Tags: patient safety , redesigning care

Image credit: The Boston Globe

In a Boston Globe article published this week, momentum appears to be on the side of a new “hospital at home” pilot being conducted by doctors at Massachusetts General Hospital (MGH) and at Brigham and Women’s Hospital (BWH).

The pilot, which involves sending doctors, nurses and other health care professionals to provide treatment and monitoring in the patient’s home, was designed as part of a larger population health management effort within Partners that seeks to reduce costs for insurers and patients alike, while improving quality of care. And while the in-home pilot is relatively new, success at other organizations from around the country bodes well for its chances in Massachusetts.

Case in point, the Globe reports that research published in JAMA Internal Medicine discovered the cost of a home admission was on average $2,000 less per patient than a hospital stay, and that Presbyterian Healthcare Services in Albuquerque found a cost savings of 19 percent.
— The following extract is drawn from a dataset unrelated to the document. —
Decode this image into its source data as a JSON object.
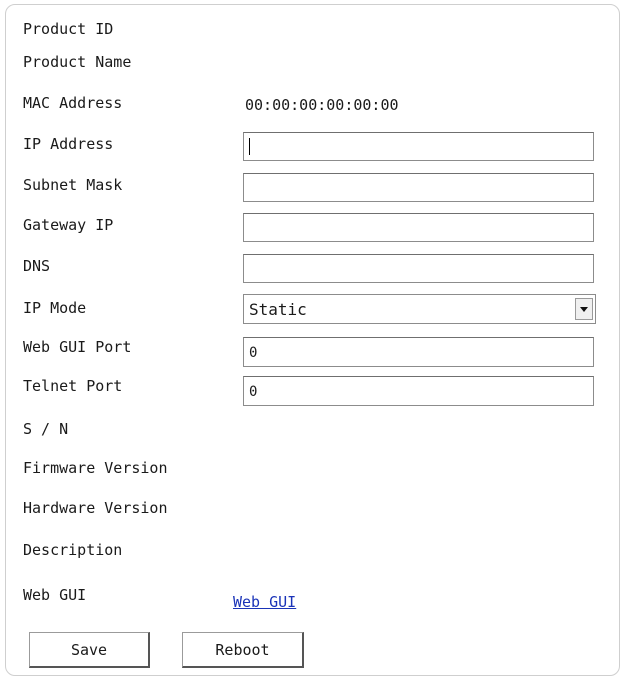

Other studies, also reported on by the Globe, have shown that in-home care reduces costs, often results in “lower infection and readmission rates” and that patients are “simply happier” with the quality of care they receive in their own homes.

"We are delighted to be collaborating with MGH and BWH on these innovative programs," says Rey Spadoni, President of Partners HealthCare at Home. "In partnership with Population Health Management, we are confident that home-based programs such as these can help Partners meet its broader goals of improving outcomes, enhancing patient satisfaction and driving new efficiencies. In many ways, they are glimpse into the future of health care."